In March 2018, Ladbrokes completed their omnichannel integration strategy with software provider Playtech, offering single account functionality for all its online, mobile and retail products in the United Kingdom. Also in March 2018, GVC Holdings completed its acquisition with GVC shareholders owning 53.5% and Ladbrokes Coral 46.5% of the combined company.

==Regulatory sanctions and fines==
In 2017, Ladbrokes ended its sponsorship of the Football Association after the FA chose to terminate agreements with all gambling companies, reflecting growing concerns about gambling's influence on sport.

In December 2018, Ladbrokes paid victims £1 million in compensation after it was disclosed that a problem gambler had been stealing funds from his business clients to fund his habit. The payments were made on the condition that the victims did not report the operator to the UK Gambling Commission, the regulatory body in charge of monitoring all gambling in the United Kingdom.

On 31 July 2019, the UK Gambling Commission announced that Ladbrokes Coral would pay £5.9m for past failings in anti-money laundering and social responsibility. An investigation found that the companies failed to put in place effective safeguards, to prevent consumers suffering gambling harm and against money laundering, between November 2014 and October 2017.
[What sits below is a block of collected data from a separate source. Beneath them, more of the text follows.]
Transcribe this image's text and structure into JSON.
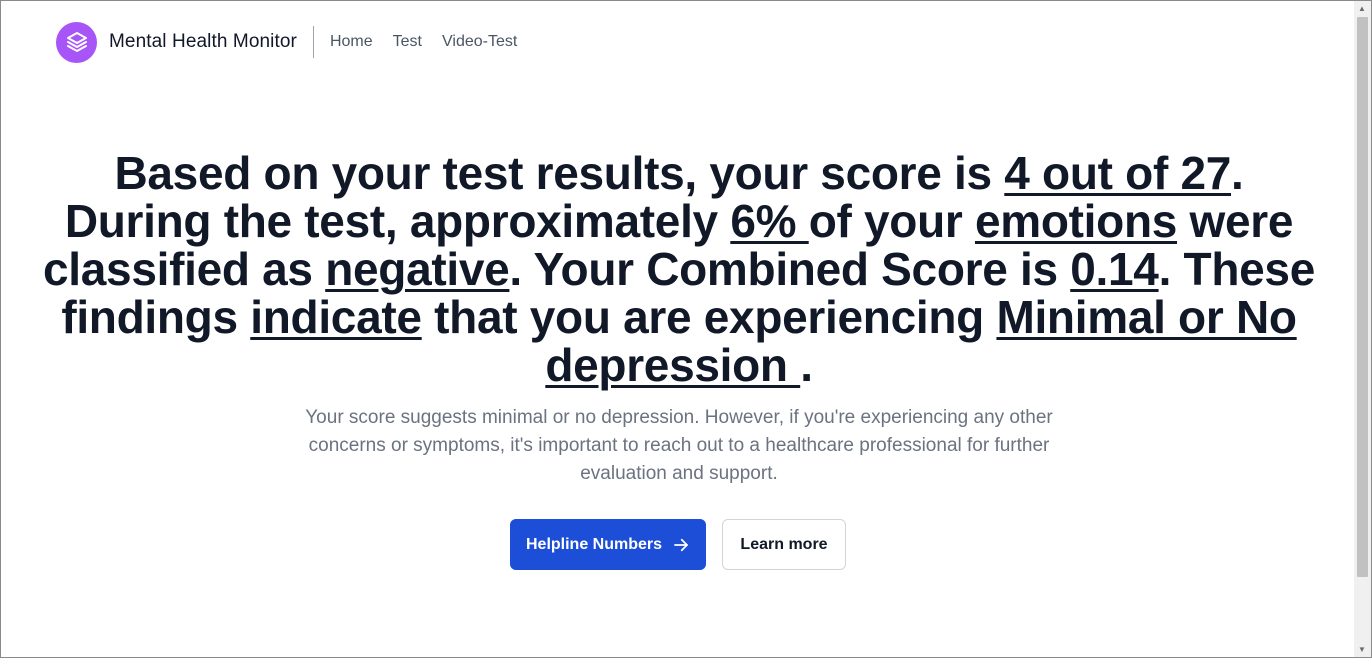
{
  "nav": {
    "brand": "Mental Health Monitor",
    "links": [
      "Home",
      "Test",
      "Video-Test"
    ]
  },
  "result": {
    "p1": "Based on your test results, your score is ",
    "score": "4 out of 27",
    "p2": ". During the test, approximately ",
    "negative_percent": "6% ",
    "p3": "of your ",
    "emotions_word": "emotions",
    "p4": " were classified as ",
    "negative_word": "negative",
    "p5": ". Your Combined Score is ",
    "combined_score": "0.14",
    "p6": ". These findings ",
    "indicate_word": "indicate",
    "p7": " that you are experiencing ",
    "level": "Minimal or No depression ",
    "p8": "."
  },
  "description": "Your score suggests minimal or no depression. However, if you're experiencing any other concerns or symptoms, it's important to reach out to a healthcare professional for further evaluation and support.",
  "buttons": {
    "helpline": "Helpline Numbers",
    "learn_more": "Learn more"
  },
  "colors": {
    "logo_bg": "#a855f7",
    "primary_button": "#1d4ed8",
    "heading": "#111827"
  },
  "icons": {
    "logo": "layers-icon",
    "helpline_arrow": "arrow-right-icon"
  }
}
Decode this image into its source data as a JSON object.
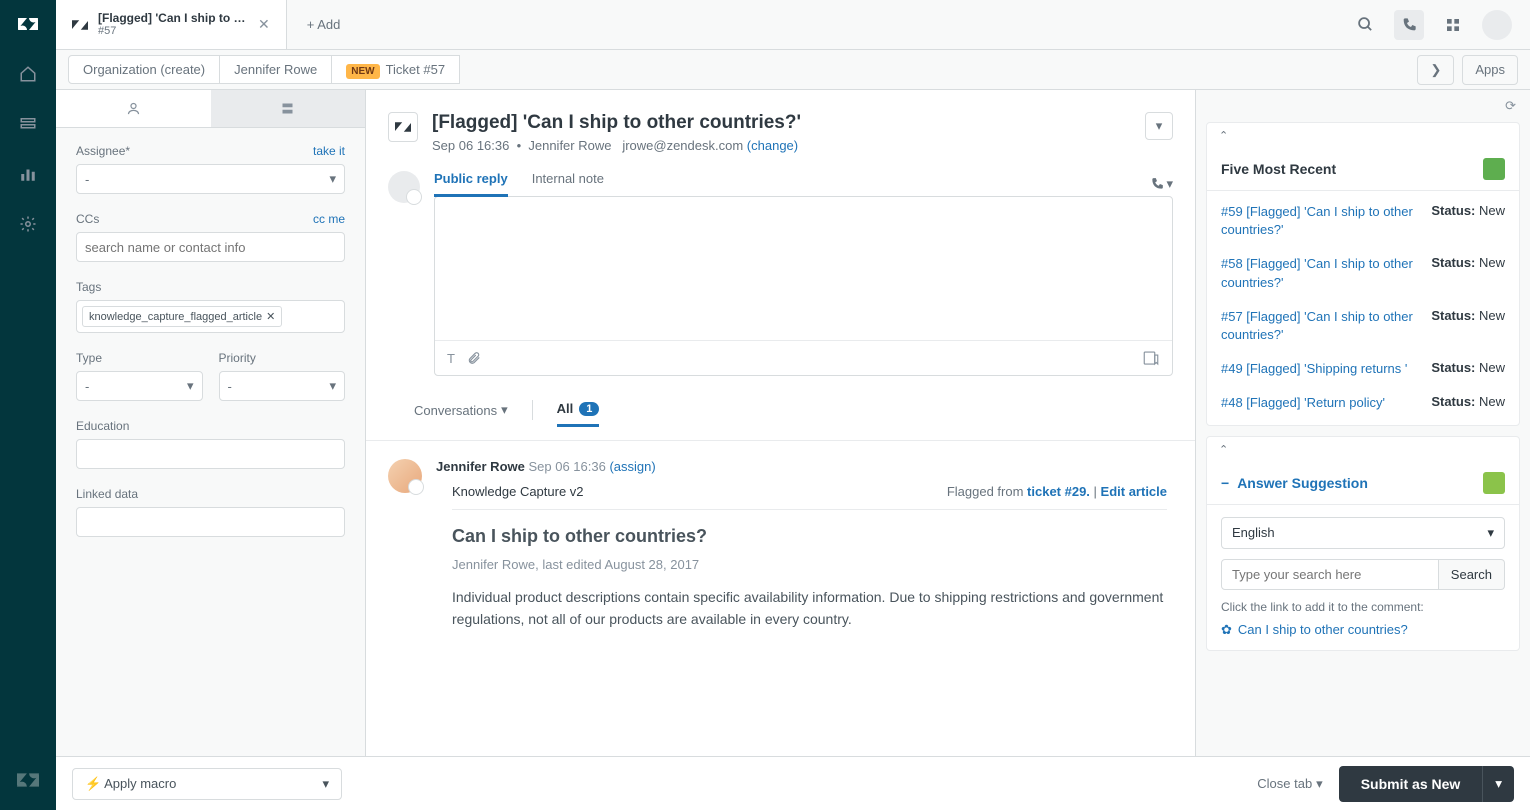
{
  "tab": {
    "title": "[Flagged] 'Can I ship to o...",
    "sub": "#57",
    "add": "+ Add"
  },
  "topicons": {
    "search": "search",
    "phone": "phone",
    "apps": "apps"
  },
  "crumbs": {
    "org": "Organization (create)",
    "user": "Jennifer Rowe",
    "badge": "NEW",
    "ticket": "Ticket #57",
    "expand": "❯",
    "apps": "Apps"
  },
  "left": {
    "assignee_label": "Assignee*",
    "takeit": "take it",
    "assignee_val": "-",
    "ccs_label": "CCs",
    "ccme": "cc me",
    "ccs_ph": "search name or contact info",
    "tags_label": "Tags",
    "tag": "knowledge_capture_flagged_article",
    "type_label": "Type",
    "type_val": "-",
    "priority_label": "Priority",
    "priority_val": "-",
    "education_label": "Education",
    "linked_label": "Linked data"
  },
  "ticket": {
    "title": "[Flagged] 'Can I ship to other countries?'",
    "date": "Sep 06 16:36",
    "author": "Jennifer Rowe",
    "email": "jrowe@zendesk.com",
    "change": "(change)"
  },
  "reply": {
    "public": "Public reply",
    "internal": "Internal note"
  },
  "conv": {
    "label": "Conversations",
    "all": "All",
    "count": "1"
  },
  "event": {
    "author": "Jennifer Rowe",
    "ts": "Sep 06 16:36",
    "assign": "(assign)",
    "kc": "Knowledge Capture v2",
    "flagged_pre": "Flagged from ",
    "flagged_link": "ticket #29.",
    "sep": " | ",
    "edit": "Edit article",
    "article_title": "Can I ship to other countries?",
    "article_meta": "Jennifer Rowe, last edited August 28, 2017",
    "article_body": "Individual product descriptions contain specific availability information. Due to shipping restrictions and government regulations, not all of our products are available in every country."
  },
  "right": {
    "recent_title": "Five Most Recent",
    "items": [
      {
        "link": "#59 [Flagged] 'Can I ship to other countries?'",
        "status": "New"
      },
      {
        "link": "#58 [Flagged] 'Can I ship to other countries?'",
        "status": "New"
      },
      {
        "link": "#57 [Flagged] 'Can I ship to other countries?'",
        "status": "New"
      },
      {
        "link": "#49 [Flagged] 'Shipping returns '",
        "status": "New"
      },
      {
        "link": "#48 [Flagged] 'Return policy'",
        "status": "New"
      }
    ],
    "status_label": "Status: ",
    "answer_title": "Answer Suggestion",
    "minus": "−",
    "lang": "English",
    "search_ph": "Type your search here",
    "search_btn": "Search",
    "hint": "Click the link to add it to the comment:",
    "sug": "Can I ship to other countries?"
  },
  "footer": {
    "macro": "Apply macro",
    "close": "Close tab",
    "submit": "Submit as New"
  }
}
On 14 February 2020, the Liquor and Gaming New South Wales regulatory agency imposed a fine of AUD207,500 on Ladbrokes Australia and another GVC Holdings brand, Neds, for offering illegal gambling inducements to residents in New South Wales. The regulator called it "the biggest ever fine of its kind" in NSW.

On 21 December 2022, the Advertising Standards Authority ruled that an advertisement that Ladbrokes ran in October 2022, featuring Premier League footballers Philippe Coutinho, Jesse Lingard and Kalidou Koulibaly, was irresponsible and breached the UK Code of Non-broadcast Advertising and Direct & Promotional Marketing as it had a strong appeal to those under 18 years of age.
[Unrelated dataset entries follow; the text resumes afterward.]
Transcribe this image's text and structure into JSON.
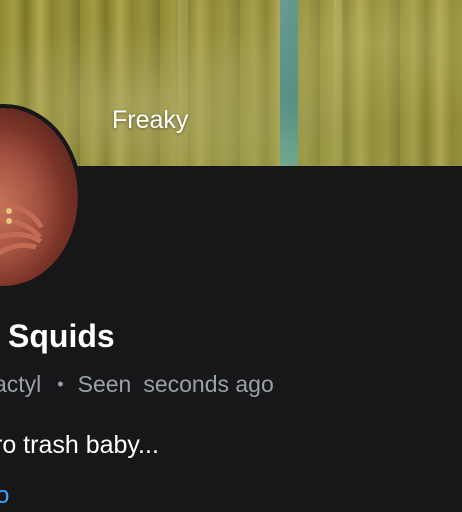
{
  "banner": {
    "title": "Freaky"
  },
  "profile": {
    "name": "Squids",
    "status_prefix": "actyl",
    "separator": "•",
    "seen_label": "Seen",
    "seen_time": "seconds ago",
    "bio": "ro trash baby...",
    "link_text": "o"
  },
  "colors": {
    "background": "#17171a",
    "text_primary": "#ffffff",
    "text_secondary": "#9aa0a8",
    "link": "#3ea6ff"
  },
  "icons": {
    "avatar": "profile-avatar"
  }
}
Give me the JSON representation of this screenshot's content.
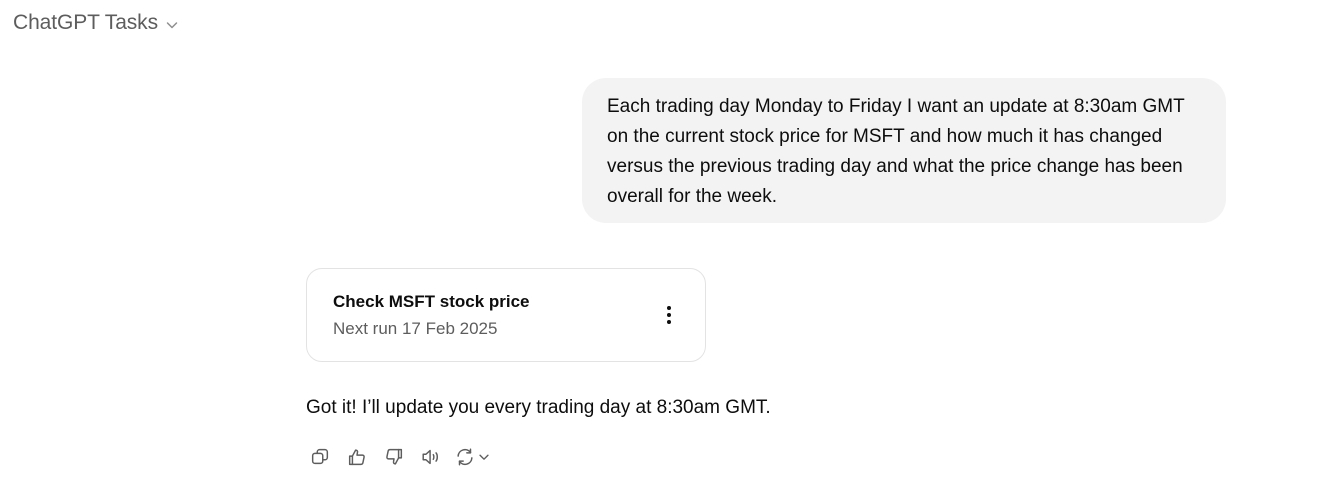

In 2025, the company faced criticism for running gambling advertisements through a parents' app linked to schools. Ladbrokes removed the ads and committed to more careful placement in the future.

== Sponsorship ==
In 2023, Ladbrokes became the official betting partner of Liverpool F.C.. The company also sponsors horse racing events, including the Ladbrokes Chester Cup, Christmas Hurdle at Ascot, and the Thirsk Hunt Cup.

Ladbrokes previously sponsored the Scottish Professional Football League (2015–2020), Sheffield United and Burnley (2016–2018), and the Rugby Football League Challenge Cup (2015–2018). It also supported darts competitions, such as the PDC World Darts Championship (2003–2014).